Sunday 18 November 2012

Obama Visit Underscores Lack of Change for Myanmar’s Poor



But 45 minutes away, on the outskirts of the city, is a different Myanmar. Children splash in filthy puddles along deeply rutted roads, and day laborers sleep away the afternoon in rickety wooden shacks awaiting jobs that come too rarely.


"Things have been the same here for 20 years," Daw Thein Yi, 53, said as she watched over her grandchild while slapping wet laundry against a stone.


Residents of the sprawling suburban slum, known as New Dagon Township South, have little of the hope and expectation voiced in central Yangon about the democratic changes that have helped open up one of the world's most reclusive countries and helped inspire a visit by President Obama on Monday — the first by an American president.


U Sein Maung, a 50-year-old day laborer and father of four, squinted in puzzlement when asked about the pending visit. "We didn't hear he was coming," he said.


Twenty months of sometimes breathtaking economic and political changes in Myanmar under the civilian government of President Thein Sein have touched only a sliver of the country's 55 million people, those tracking the process of change say.
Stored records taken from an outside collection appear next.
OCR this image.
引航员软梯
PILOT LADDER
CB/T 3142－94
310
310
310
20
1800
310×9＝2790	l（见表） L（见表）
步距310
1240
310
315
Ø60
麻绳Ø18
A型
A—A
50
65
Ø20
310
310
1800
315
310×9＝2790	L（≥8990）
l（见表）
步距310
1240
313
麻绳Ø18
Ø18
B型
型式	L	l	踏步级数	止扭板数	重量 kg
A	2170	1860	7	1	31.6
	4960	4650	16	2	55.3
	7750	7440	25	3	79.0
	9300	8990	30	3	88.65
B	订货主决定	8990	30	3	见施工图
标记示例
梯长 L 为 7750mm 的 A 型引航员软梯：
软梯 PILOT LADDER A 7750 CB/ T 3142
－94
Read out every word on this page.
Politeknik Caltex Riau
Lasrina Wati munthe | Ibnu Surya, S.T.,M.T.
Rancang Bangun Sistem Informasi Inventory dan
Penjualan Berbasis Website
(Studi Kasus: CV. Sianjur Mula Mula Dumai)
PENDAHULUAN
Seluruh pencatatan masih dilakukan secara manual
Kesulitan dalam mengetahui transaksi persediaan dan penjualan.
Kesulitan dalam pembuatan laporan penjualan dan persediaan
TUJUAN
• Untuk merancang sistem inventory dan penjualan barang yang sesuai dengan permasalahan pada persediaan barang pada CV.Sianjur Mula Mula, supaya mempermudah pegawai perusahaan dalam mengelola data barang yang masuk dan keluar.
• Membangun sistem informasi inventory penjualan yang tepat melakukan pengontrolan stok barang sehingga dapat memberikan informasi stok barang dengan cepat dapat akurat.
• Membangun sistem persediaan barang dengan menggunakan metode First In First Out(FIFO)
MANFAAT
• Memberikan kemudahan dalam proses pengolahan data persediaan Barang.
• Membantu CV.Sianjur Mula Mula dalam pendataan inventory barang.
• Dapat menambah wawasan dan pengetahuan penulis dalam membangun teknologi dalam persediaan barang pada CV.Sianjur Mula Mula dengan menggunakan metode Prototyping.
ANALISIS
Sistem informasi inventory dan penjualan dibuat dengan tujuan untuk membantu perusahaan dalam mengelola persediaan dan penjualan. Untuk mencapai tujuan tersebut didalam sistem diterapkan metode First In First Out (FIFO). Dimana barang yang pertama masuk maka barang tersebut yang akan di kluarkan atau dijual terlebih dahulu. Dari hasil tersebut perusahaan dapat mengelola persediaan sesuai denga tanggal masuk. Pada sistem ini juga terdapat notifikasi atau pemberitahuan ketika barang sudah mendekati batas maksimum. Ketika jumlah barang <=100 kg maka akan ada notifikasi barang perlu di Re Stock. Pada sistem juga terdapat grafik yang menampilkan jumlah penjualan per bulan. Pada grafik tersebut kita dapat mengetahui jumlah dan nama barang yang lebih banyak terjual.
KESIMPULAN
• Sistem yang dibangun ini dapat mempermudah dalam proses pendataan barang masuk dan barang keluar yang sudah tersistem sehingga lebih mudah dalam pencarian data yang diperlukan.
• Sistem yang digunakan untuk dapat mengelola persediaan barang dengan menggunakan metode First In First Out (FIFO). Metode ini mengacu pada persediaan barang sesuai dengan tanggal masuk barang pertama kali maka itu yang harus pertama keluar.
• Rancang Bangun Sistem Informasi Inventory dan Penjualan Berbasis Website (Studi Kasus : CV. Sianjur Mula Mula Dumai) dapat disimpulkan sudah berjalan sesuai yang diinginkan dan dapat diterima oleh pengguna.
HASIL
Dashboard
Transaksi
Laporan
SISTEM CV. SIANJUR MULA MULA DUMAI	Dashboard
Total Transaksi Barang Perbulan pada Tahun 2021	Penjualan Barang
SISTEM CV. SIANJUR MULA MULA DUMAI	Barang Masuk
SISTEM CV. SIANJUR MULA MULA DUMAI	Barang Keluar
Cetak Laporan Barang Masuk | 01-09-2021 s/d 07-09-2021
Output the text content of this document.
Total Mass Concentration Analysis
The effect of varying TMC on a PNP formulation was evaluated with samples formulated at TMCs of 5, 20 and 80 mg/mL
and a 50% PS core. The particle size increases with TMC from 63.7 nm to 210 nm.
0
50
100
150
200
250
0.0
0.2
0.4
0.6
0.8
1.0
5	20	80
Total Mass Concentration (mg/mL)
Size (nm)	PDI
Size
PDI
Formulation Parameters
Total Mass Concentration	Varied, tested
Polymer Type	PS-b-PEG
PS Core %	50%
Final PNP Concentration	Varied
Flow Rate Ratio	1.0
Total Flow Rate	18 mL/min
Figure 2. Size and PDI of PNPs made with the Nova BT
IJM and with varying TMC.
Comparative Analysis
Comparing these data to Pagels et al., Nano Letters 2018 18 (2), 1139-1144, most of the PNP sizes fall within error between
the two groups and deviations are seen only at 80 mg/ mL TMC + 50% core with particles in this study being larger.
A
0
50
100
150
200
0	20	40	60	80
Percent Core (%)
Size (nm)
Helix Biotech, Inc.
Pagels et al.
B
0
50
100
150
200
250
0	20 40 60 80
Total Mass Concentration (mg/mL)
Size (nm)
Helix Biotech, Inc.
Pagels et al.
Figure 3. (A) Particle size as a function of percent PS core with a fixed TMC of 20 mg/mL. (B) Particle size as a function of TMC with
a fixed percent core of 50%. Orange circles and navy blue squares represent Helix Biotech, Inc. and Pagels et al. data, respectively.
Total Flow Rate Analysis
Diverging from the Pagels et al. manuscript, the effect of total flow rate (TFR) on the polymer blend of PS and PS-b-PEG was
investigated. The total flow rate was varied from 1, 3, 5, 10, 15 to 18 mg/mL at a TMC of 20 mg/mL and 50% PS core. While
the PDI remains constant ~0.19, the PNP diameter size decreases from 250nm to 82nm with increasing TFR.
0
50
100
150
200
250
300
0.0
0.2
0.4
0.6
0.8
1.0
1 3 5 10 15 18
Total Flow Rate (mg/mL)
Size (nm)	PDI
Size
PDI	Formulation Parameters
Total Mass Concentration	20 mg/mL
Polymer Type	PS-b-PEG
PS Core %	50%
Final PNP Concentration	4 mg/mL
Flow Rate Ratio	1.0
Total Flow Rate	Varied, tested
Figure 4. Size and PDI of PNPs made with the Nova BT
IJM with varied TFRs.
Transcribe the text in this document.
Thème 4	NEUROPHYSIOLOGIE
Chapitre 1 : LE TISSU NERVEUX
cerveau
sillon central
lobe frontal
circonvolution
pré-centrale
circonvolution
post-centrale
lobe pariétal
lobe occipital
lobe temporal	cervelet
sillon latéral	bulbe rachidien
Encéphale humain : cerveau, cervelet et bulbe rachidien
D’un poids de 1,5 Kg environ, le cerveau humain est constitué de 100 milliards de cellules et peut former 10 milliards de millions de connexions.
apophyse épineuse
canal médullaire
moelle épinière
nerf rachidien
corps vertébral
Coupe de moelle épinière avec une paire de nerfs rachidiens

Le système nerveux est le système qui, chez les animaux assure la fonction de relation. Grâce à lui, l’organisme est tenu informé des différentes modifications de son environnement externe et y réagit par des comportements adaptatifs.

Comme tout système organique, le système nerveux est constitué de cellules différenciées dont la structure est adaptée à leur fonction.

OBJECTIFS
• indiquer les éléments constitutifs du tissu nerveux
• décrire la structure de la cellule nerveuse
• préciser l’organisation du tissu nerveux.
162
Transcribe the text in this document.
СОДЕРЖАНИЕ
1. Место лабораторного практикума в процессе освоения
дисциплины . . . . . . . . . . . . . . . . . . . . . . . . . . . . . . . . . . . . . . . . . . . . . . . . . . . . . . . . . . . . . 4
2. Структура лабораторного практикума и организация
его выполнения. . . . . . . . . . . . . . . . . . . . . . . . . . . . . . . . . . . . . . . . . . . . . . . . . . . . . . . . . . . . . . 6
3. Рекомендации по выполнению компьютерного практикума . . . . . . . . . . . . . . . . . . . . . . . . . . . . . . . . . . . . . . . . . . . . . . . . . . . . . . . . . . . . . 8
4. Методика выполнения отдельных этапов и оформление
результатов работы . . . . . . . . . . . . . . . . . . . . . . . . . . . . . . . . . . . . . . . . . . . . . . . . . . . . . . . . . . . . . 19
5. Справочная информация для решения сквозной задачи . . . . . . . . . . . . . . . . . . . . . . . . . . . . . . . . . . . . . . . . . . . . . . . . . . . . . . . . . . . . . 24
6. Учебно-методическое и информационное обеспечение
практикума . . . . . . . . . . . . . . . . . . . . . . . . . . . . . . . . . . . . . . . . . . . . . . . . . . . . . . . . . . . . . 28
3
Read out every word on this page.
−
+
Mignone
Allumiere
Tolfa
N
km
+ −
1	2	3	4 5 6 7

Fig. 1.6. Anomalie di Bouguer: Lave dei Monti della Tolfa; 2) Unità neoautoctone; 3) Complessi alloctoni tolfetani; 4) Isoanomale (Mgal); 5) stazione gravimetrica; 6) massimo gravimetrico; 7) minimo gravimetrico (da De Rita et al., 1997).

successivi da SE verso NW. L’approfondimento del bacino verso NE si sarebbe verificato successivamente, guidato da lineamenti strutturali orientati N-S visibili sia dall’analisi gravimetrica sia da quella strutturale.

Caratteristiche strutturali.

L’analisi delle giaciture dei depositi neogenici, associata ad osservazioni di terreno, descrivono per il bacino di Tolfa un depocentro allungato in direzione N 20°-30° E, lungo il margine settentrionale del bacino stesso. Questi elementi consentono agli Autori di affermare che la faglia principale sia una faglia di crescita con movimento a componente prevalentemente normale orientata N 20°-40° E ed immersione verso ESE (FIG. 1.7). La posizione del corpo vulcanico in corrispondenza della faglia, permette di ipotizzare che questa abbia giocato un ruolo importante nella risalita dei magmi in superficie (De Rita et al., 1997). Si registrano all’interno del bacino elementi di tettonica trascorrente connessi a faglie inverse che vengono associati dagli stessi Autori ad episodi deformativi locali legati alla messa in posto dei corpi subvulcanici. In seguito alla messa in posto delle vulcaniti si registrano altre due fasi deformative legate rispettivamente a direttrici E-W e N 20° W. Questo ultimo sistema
"Most of the changes have happened in the upper parts of society," said U Yan Myo Thein, a former political prisoner who frequently writes commentaries for Myanmar's news media.


It may be too soon to expect broad portions of the country's impoverished population to benefit from overtures to the world and its businesses. But some in Myanmar are concerned that the failure to reach the indigent majority points to wider problems with an overhaul program trying to free the country from the legacy of its military and socialist era.


"The government has not yet succeeded in unleashing the market," said U Phone Win, director of a law firm, Maw Htoon Partners, that advises foreign companies looking to invest in the country.


Mr. Phone Win says small businesses remain frustrated by thickets of restrictions and the hierarchical habits of government employees used to working for military leaders. Even something as basic as opening a restaurant, shop or boutique hotel can be blocked by bureaucrats accustomed to waiting for superiors' orders.


At the high end, Mr. Phone Win says, he has hosted a parade of foreigners looking to invest in the country. Many leave unfulfilled. "Billionaires are coming here on their private planes, but no one can make deals," he said.


The common refrain among foreign investors these days is "wait and see."


Before elections in 2010, Myanmar was both one of the most brutal dictatorships in Asia and a closed, command economy where government factories churned out a variety of items like soap and bicycles.


Since then, Mr. Thein Sein, a former general, has moved the country rapidly away from its dictatorial past, hoping to revive an economy eroded by decades of inept leadership and corruption. Those changes, including freeing political prisoners and allowing multiparty elections, have earned cautious accolades and led the United States and others to ease sanctions meant to cripple the junta. (On Friday, the United States followed through on earlier promises, saying it would allow most goods from Myanmar, also known as Burma, to be imported for the first time in almost a decade.)


Easing the various sanctions opened the country to a flood of curious would-be investors hungry for the country's natural resources and eager to sell to a population that had little in the way of modern conveniences like cars and cellphones.


Stephen Groff, vice president of the Asian Development Bank, the Manila-based institution that re-engaged with Myanmar this year after a 25-year absence, compared the economic changes here to the liberalization of Vietnam's economy, which began allowing free enterprise in the late 1980s. In both countries, changes came from within the leadership and thus were much more gradual than the convulsive uprisings seen, for example, during the Arab Spring.


The streets of Yangon today testify to that relative stability. Residents say violent crime remains rare in central Yangon, despite ample opportunities for theft. Because credit cards have been introduced only in recent months and banks remain dysfunctional, residents carry around large amounts of cash. Secretaries and office workers use rice sacks to haul stacks of money for their businesses.


But continuity and stability also mean that the same government workers who served under the highly repressive junta are now responsible for breaking down the system they helped build.


"The legal and regulatory environment and the financial system remain very, very weak and underdeveloped," Mr. Groff said.


Advisers to the government who are helping introduce new policies say changes coming from Mr. Thein Sein's office are being bogged down at lower levels in the government.


"The international community expects too much — they need to lower their expectations," said U Tin Maung Than, director of the Myanmar Development Resource Institute, a research organization with close ties to the president's office. "And the people need to lower their expectations, too."


For Mr. Sein Maung, the day laborer, expectations could not be much lower.


He has no refrigerator, television or anything that runs on electricity, save a single neon bulb that hangs from the ceiling. His wife and four children sleep on the uneven planks of the shack he built from scratch.


As he answered questions from a reporter — a rare outside visitor to the slum — he held his 4-month-old boy. What will become of his son in the new Myanmar?


"He will never be rich," Mr. Sein Maung said matter-of-factly. "There's no way for people like us to get rich. We just hope he gets an education."